Matteo Maiocchi torna ufficialmente alla ErmGroup Altotevere dopo una parentesi di 15 mesi con la Gabbiano FarmaMed Mantova. Lo schiacciatore milanese di posto 4, che compirà 28 anni a fine settembre, si ripresenta a San Giustino in condizioni fisiche ottimali grazie a una stagione vissuta da protagonista a Mantova, a differenza del suo primo arrivo in biancazzurro nel dicembre del 2024, quando giunse a fine girone d'andata con un infortunio ancora da smaltire.
La sua carriera vanta un percorso solido e variegato: ha militato in Serie A2 con Cantù, Reggio Emilia e Santa Croce sull’Arno, ha esordito nella massima serie in Superlega con l'Allianz Milano e ha infine giocato in A3 con Altotevere e Mantova. In totale, il suo bilancio aggiornato tra le tre categorie è di 1158 punti, suddivisi in 962 in attacco, 107 muri vincenti e 89 ace. Nell'ultimo campionato con la formazione virgiliana, Maiocchi ha messo a segno 302 punti, ripartiti in 246 in attacco, 29 in battuta e 27 a muro.
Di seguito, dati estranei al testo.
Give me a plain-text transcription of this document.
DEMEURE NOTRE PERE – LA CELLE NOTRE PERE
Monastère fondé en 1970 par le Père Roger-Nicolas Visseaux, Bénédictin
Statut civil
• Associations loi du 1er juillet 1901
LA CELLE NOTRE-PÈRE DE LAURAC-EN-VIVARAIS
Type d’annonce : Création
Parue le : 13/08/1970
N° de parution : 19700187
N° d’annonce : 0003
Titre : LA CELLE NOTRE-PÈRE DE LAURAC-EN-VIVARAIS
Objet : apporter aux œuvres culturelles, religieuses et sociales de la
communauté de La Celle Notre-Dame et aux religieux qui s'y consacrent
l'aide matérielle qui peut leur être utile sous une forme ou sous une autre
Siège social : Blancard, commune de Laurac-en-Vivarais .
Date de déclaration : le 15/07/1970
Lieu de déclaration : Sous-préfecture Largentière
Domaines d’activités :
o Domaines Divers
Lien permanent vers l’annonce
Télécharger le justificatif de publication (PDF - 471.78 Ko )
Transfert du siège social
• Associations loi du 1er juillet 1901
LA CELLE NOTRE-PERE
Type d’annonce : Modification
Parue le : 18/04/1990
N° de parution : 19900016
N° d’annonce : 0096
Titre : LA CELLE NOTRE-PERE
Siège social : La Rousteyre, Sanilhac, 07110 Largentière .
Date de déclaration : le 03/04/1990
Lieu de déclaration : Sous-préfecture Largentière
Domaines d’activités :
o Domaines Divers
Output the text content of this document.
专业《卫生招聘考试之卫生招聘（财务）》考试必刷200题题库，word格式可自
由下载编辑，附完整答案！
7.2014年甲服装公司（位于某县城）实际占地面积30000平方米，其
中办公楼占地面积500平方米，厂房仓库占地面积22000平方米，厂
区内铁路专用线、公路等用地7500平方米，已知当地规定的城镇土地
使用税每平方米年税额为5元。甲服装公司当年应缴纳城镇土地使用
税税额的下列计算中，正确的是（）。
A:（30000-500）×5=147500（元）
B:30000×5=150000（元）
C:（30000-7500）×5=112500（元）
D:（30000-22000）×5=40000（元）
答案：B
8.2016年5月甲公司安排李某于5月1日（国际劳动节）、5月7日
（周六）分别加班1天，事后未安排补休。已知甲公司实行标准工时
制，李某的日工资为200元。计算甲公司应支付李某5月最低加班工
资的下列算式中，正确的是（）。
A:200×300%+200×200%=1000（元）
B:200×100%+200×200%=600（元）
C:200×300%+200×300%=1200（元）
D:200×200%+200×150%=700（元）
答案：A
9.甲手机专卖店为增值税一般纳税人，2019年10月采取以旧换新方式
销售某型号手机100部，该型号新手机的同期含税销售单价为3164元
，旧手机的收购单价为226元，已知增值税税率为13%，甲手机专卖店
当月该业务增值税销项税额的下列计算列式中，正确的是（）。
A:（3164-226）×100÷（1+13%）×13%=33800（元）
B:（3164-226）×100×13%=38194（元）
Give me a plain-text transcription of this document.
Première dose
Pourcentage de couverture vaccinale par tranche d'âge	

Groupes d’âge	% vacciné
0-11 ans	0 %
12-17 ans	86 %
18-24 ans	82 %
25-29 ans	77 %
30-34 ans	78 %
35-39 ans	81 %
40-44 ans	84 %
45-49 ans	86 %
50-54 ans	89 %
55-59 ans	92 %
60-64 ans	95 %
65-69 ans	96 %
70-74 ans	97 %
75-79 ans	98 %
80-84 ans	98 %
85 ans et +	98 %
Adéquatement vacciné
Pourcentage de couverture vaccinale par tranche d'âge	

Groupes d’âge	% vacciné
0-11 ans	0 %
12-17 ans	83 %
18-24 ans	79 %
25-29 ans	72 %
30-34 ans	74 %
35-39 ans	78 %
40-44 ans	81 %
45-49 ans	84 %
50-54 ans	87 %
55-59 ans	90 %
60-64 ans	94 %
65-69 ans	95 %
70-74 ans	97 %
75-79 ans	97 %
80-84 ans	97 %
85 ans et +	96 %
Il legame con l'ambiente è stato decisivo per il suo rientro, come dichiarato dallo stesso giocatore al momento del ritorno: “Questo posto mi è rimasto nel cuore e quindi quando è arrivata la chiamata la mia risposta è stata istintiva. Eccomi pertanto di nuovo qui e con grandi ambizioni”. Anche dell’annata a Mantova il ricordo di Maiocchi resta decisamente positivo: “Mi sono trovato bene, siamo stati protagonisti di una bella rincorsa e abbiamo battagliato anche con l’Altotevere. Per me era importante il recupero pieno, possibile soltanto disputando per intero la stagione messa da poco alle spalle: sono di conseguenza soddisfatto”.
Dal punto di vista fisico la situazione è ottimale e la continuità sul rettangolo di gioco ha cancellato ogni dubbio: “Sì, la continuità in campo mi ha definitivamente tolto ogni postumo legato all’infortunio -ha continuato l'ex Mantova- che aveva preceduto il mio arrivo all’Altotevere. Ora però occorre il riscontro sul campo: di certo, sono venuto per provare a dare quel qualcosa in più”.
Il club biancazzurro ha mostrato una crescita costante fin dal suo sbarco in Serie A3, e ora l'orizzonte punta al salto di categoria in A2. Lo schiacciatore preferisce però mantenere i piedi per terra, puntando tutto sul lavoro quotidiano: “Sì, però spesso è questione anche di episodi e di momenti e allora noi dovremo garantire di essere lì per lottare: sono i momenti più belli quelli che i tifosi ricordano. Daremo tutto e, se dimostreremo di essere un bel gruppo, matureranno anche i risultati. Inutile porsi obiettivi e dire qualcosa: dobbiamo lavorare in palestra, perché è lì che si costruiscono grandi cose fin dal primo giorno; lo si nota già dagli sguardi e dalle motivazioni che mettiamo”.
Gli stimoli per questa nuova avventura di certo non mancano affatto allo schiacciatore milanese, che si dichiara carico e impaziente di scendere sul rettangolo di gioco per dare il suo massimo contributo: “Mi serviva un ambiente che le portasse al massimo. La scelta che ho fatto mi dà tanta emozione e spero di trasferirla sul campo”.
La chiosa finale di questa importante operazione di mercato è poi affidata direttamente al direttore sportivo della società biancazzurra, Valdemaro Gustinelli: “Il ritorno di Matteo Maiocchi è stato un’operazione estremamente voluta e cercata, visto che conosciamo bene il giocatore. Due anni fa aveva alle spalle un infortunio, stavolta viene da un’ottima stagione ed è un giocatore estremamente importante per equilibrio, esperienza e capacità di lettura delle partite. Da lui ci aspettiamo molto”. Con questo innesto dunque, la società lancia un segnale chiaro al campionato e a tutte le dirette concorrenti.